I have two very large data sets (50M rows, 130 columns) which i can't compare with basic packages. Therefore i have to use an ffdf. It's the first time i am working with the ff package. I am trying to compare two ffdf and then write the differences in two outputfile ("in_file1_not_in_file2", "in_file2_not_in_file1"). Here is an example:
# For easy reproduction; normally a CSV file
set.seed(1234)
data1 <- data.frame(row.names=1:10, var1=sample(c(TRUE,FALSE), 10, replace=TRUE), var2=sample(1:8, 10, replace=TRUE), var3=as.factor(sample(c('AAA','BBB','CCC'), 10, replace=TRUE)))
data2 <- data.frame(row.names=1:10, var1=sample(c(TRUE,FALSE), 10, replace=TRUE), var2=sample(1:10, 10, replace=TRUE), var3=as.factor(sample(c('AAA','BBB','CCC'), 10, replace=TRUE)))
# Convert to an ffdf
ffdata1 <- as.ffdf(data1)
ffdata2 <- as.ffdf(data2)
So now i am stuck. Normally i would combine all rows in one column and compare this with each other. Something like this:
# Normally - Combined columns
data1$CCID <- apply(data1, 1, paste, collapse='.')

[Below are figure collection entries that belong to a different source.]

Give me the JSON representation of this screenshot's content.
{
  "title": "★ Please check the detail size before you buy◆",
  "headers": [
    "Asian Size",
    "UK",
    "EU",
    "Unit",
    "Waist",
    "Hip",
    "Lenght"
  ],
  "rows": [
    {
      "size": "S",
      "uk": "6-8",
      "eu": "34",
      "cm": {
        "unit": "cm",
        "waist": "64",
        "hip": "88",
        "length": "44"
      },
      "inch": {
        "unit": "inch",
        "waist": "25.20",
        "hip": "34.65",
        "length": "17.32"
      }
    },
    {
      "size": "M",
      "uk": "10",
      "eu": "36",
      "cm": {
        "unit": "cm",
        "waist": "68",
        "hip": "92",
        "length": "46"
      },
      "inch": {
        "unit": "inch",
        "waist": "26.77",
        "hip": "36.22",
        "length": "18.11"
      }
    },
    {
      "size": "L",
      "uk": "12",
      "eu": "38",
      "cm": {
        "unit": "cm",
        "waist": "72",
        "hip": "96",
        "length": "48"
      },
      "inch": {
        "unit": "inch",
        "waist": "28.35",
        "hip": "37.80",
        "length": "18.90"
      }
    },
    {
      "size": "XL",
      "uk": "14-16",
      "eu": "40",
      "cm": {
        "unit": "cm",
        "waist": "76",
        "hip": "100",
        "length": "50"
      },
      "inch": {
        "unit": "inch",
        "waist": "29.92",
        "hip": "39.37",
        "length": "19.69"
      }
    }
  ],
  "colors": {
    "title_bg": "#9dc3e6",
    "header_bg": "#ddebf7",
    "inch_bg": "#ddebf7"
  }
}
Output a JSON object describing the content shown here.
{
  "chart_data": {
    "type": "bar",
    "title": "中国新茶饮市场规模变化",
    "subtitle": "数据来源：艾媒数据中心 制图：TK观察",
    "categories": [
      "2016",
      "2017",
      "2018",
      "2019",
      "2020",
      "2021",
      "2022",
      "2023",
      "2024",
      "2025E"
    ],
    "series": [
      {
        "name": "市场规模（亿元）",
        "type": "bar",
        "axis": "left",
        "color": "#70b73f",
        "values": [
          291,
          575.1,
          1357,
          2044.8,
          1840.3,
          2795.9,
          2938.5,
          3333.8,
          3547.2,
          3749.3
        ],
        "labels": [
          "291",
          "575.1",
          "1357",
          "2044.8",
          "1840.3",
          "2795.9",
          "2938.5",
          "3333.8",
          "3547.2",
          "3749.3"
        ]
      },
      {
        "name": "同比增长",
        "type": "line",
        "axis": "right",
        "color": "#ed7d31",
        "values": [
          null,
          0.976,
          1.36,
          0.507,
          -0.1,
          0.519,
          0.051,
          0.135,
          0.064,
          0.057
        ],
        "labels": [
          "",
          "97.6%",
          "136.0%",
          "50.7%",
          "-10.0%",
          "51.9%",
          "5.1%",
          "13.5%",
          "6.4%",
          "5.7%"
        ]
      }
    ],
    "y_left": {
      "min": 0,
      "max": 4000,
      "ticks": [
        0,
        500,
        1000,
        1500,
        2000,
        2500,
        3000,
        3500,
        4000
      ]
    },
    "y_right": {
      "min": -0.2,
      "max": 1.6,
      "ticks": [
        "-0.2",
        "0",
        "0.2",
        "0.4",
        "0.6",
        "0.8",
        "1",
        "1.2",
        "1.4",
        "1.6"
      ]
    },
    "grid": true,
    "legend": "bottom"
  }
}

data2$CCID <- apply(data2, 1, paste, collapse='.')
# Combine columns of ffdf?
ffdata1$CCID <- ??
ffdata2$CCID <- ??
# Normally - Comparison
cdata3 <- sapply(data2$CCID, FUN=function(x) { x == data1$CCID })
output1 <- data2[colSums(cdata3)>0,]
output2 <- data1[rowSums(cdata3)>0,]
# Comparison of ffdf?
ffcdata3 <- ??
ffoutput1 <- ??
ffoutput2 <- ??
I hope it is understandable and sorry that i have just no idea how to work with ffdf.